Galaxies with extremely high rates of star formation (from hundreds to thousands of solar-masses worth of stars per year) are rare. Our Milky Way, for example, makes only about one star a year. The process of star formation heats up dust to emit in the infrared, and extreme starburst galaxies that make this many per year shine so brightly they can be spotted at cosmological distances. When gravitational lensing by a fortuitously intervening galaxy or cluster of galaxies magnifies the signal, even farther away and cosmically earlier galaxies can be detected. To date only a handful of these extreme starburst galaxies have been confirmed from the universe’s first billion years of existence. Although still a small sample, they offer important insights into how stars were made at primordial times when most chemical elements were less abundant. They also help astronomers understand star formation in cases where the physical processes are so dramatic when compared to the process in our galaxy.
Far infrared and submillimeter sky surveys identified the first extreme galaxies from the emission of dust heated by their star formation activity. The rate of star formation is inferred from the luminosity of the galaxy, and this is calculated from the observed brightness and distance. As usual in astronomy, the distance parameter is key but difficult to measure. For these remote monsters it is generally obtained from the redshift of some strong lines emitted by the galaxy in the far infrared or submillimeter, typically from carbon monoxide (an abundant molecule) and/or from singly ionized atomic carbon.

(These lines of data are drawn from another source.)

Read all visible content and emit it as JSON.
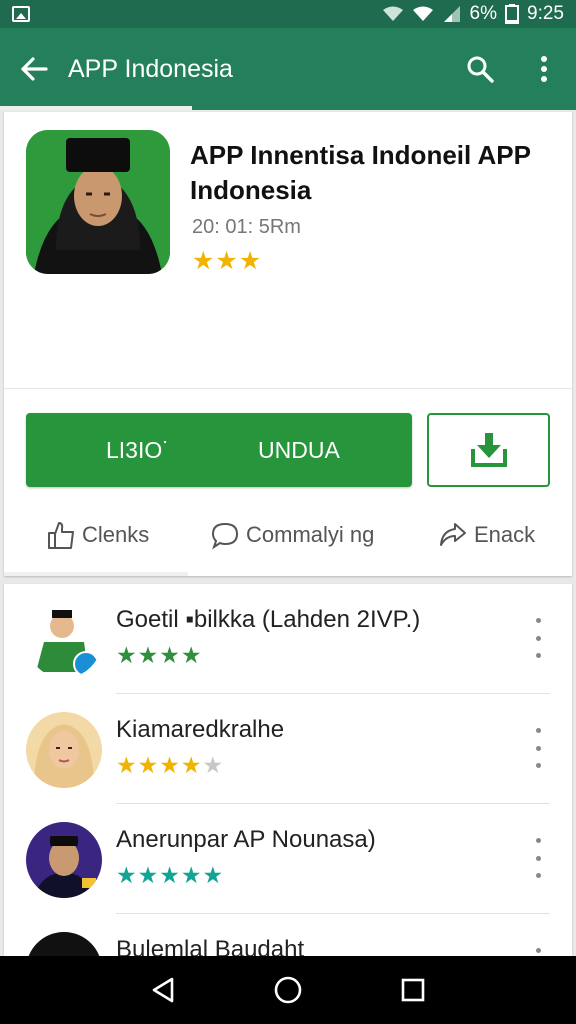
{
  "status_bar": {
    "battery": "6%",
    "time": "9:25"
  },
  "app_bar": {
    "title": "APP Indonesia"
  },
  "app": {
    "title": "APP Innentisa Indoneil APP Indonesia",
    "meta": "20: 01: 5Rm",
    "stars": "★★★",
    "install_left": "LI3IO˙",
    "install_right": "UNDUA"
  },
  "actions": [
    {
      "label": "Clenks",
      "icon": "like-icon"
    },
    {
      "label": "Commalyi ng",
      "icon": "comment-icon"
    },
    {
      "label": "Enack",
      "icon": "share-icon"
    }
  ],
  "list": [
    {
      "name": "Goetil ▪bilkka (Lahden 2IVP.)",
      "stars": "★★★★",
      "star_color": "#2f8f3f"
    },
    {
      "name": "Kiamaredkralhe",
      "stars": "★★★★",
      "star_dim": "★",
      "star_color": "#f0b400"
    },
    {
      "name": "Anerunpar AP Nounasa)",
      "stars": "★★★★★",
      "star_color": "#12a596"
    },
    {
      "name": "Bulemlal Baudaht",
      "stars": "",
      "star_color": "#2f8f3f"
    }
  ],
  "colors": {
    "primary": "#23805a",
    "status": "#1e6b4f",
    "install_green": "#26953c",
    "star_gold": "#f0b400"
  }
}
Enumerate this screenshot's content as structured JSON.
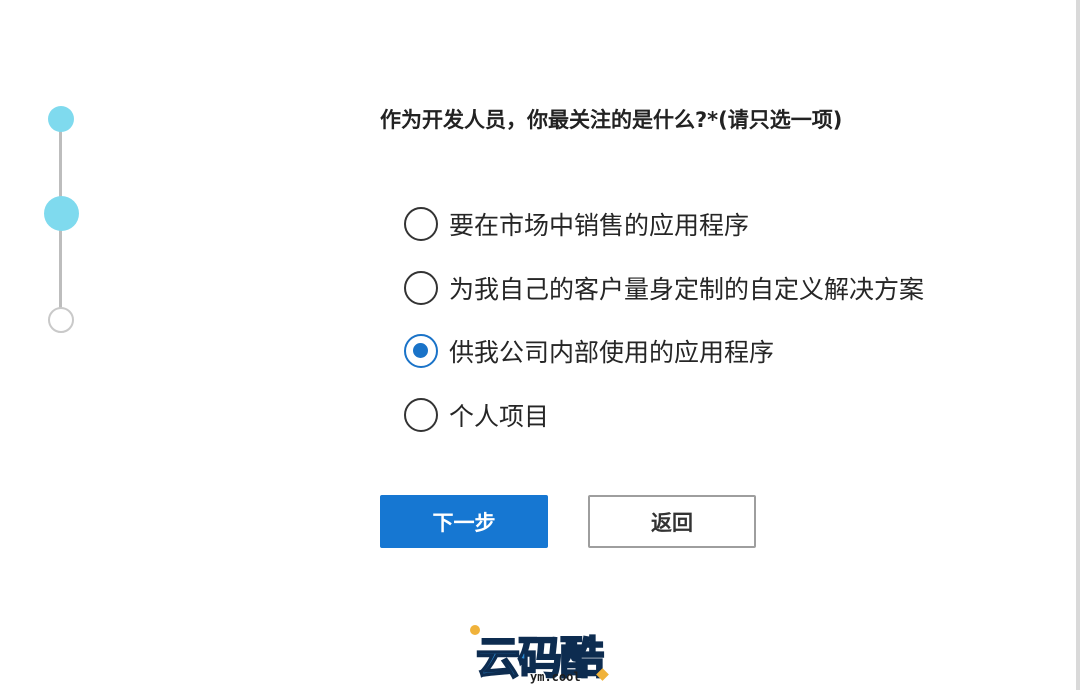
{
  "survey": {
    "question": "作为开发人员，你最关注的是什么?*(请只选一项)",
    "options": [
      {
        "label": "要在市场中销售的应用程序",
        "selected": false
      },
      {
        "label": "为我自己的客户量身定制的自定义解决方案",
        "selected": false
      },
      {
        "label": "供我公司内部使用的应用程序",
        "selected": true
      },
      {
        "label": "个人项目",
        "selected": false
      }
    ],
    "selected_index": 2
  },
  "stepper": {
    "steps_total": 3,
    "current_step": 2
  },
  "buttons": {
    "next_label": "下一步",
    "back_label": "返回"
  },
  "watermark": {
    "logo_text": "云码酷",
    "logo_sub": "ym.cool"
  },
  "colors": {
    "accent": "#1677d2",
    "stepper_active": "#7fdaee",
    "stepper_inactive": "#c9c9c9"
  }
}
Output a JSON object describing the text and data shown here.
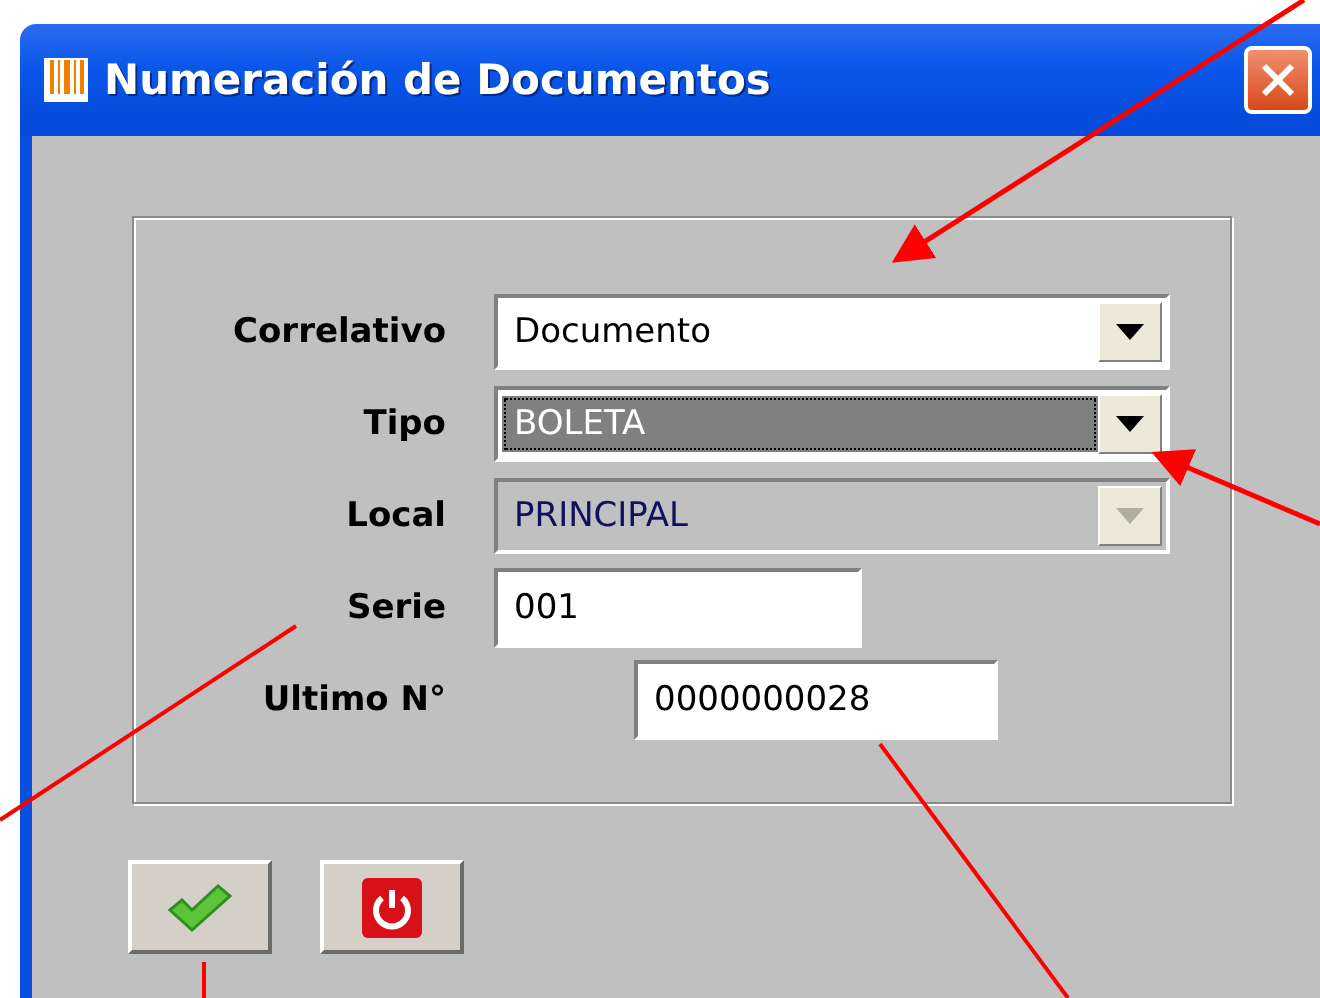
{
  "window": {
    "title": "Numeración de Documentos"
  },
  "fields": [
    {
      "label": "Correlativo",
      "kind": "combo",
      "value": "Documento",
      "focused": false,
      "disabled": false
    },
    {
      "label": "Tipo",
      "kind": "combo",
      "value": "BOLETA",
      "focused": true,
      "disabled": false
    },
    {
      "label": "Local",
      "kind": "combo",
      "value": "PRINCIPAL",
      "focused": false,
      "disabled": true
    },
    {
      "label": "Serie",
      "kind": "text",
      "value": "001",
      "focused": false,
      "disabled": false
    },
    {
      "label": "Ultimo N°",
      "kind": "text",
      "value": "0000000028",
      "focused": false,
      "disabled": false
    }
  ],
  "buttons": [
    {
      "kind": "accept"
    },
    {
      "kind": "power"
    }
  ]
}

CfA astronomer David Wilner was a member of a large team of astronomers that used the Large Millimeter Telescope Alfonso Serrano (LMT) in Mexico to follow up the luminous galaxy G09_83808 that was first spotted in Herschel Space Observatory survey images; they also observed it with the ALMA facility to probe its spatial extent and with the Submillimeter Array to measure its carbon line. The spectral lines date the galaxy to about one billion years after the big bang, making it one of the first discovered whose unambiguous distance was that far away. Calculations of its star formation rate based on the luminosity corrected for effects of extinction and lensing find it to be about 380 solar-masses per year, comparable in fact to some of the ultra-luminous galaxies in our own cosmic era. This result implies that despite about twelve billion years of cosmic history, this galaxy is making stars in the same way as do extreme galaxies today. The object also has a relatively weak atomic carbon line, a characteristic also found (but still not well understood) to apply in luminous local systems. The new result also confirms that the early universe had luminous galaxies with physical processes that, although not well understood, appear to mirror closely local extreme cases.
Publication: “A Dusty Star-Forming Galaxy at z = 6 Revealed by Strong Gravitational Lensing,” Jorge A. Zavala et al., Nature Astronomy, 2, 56, 2018.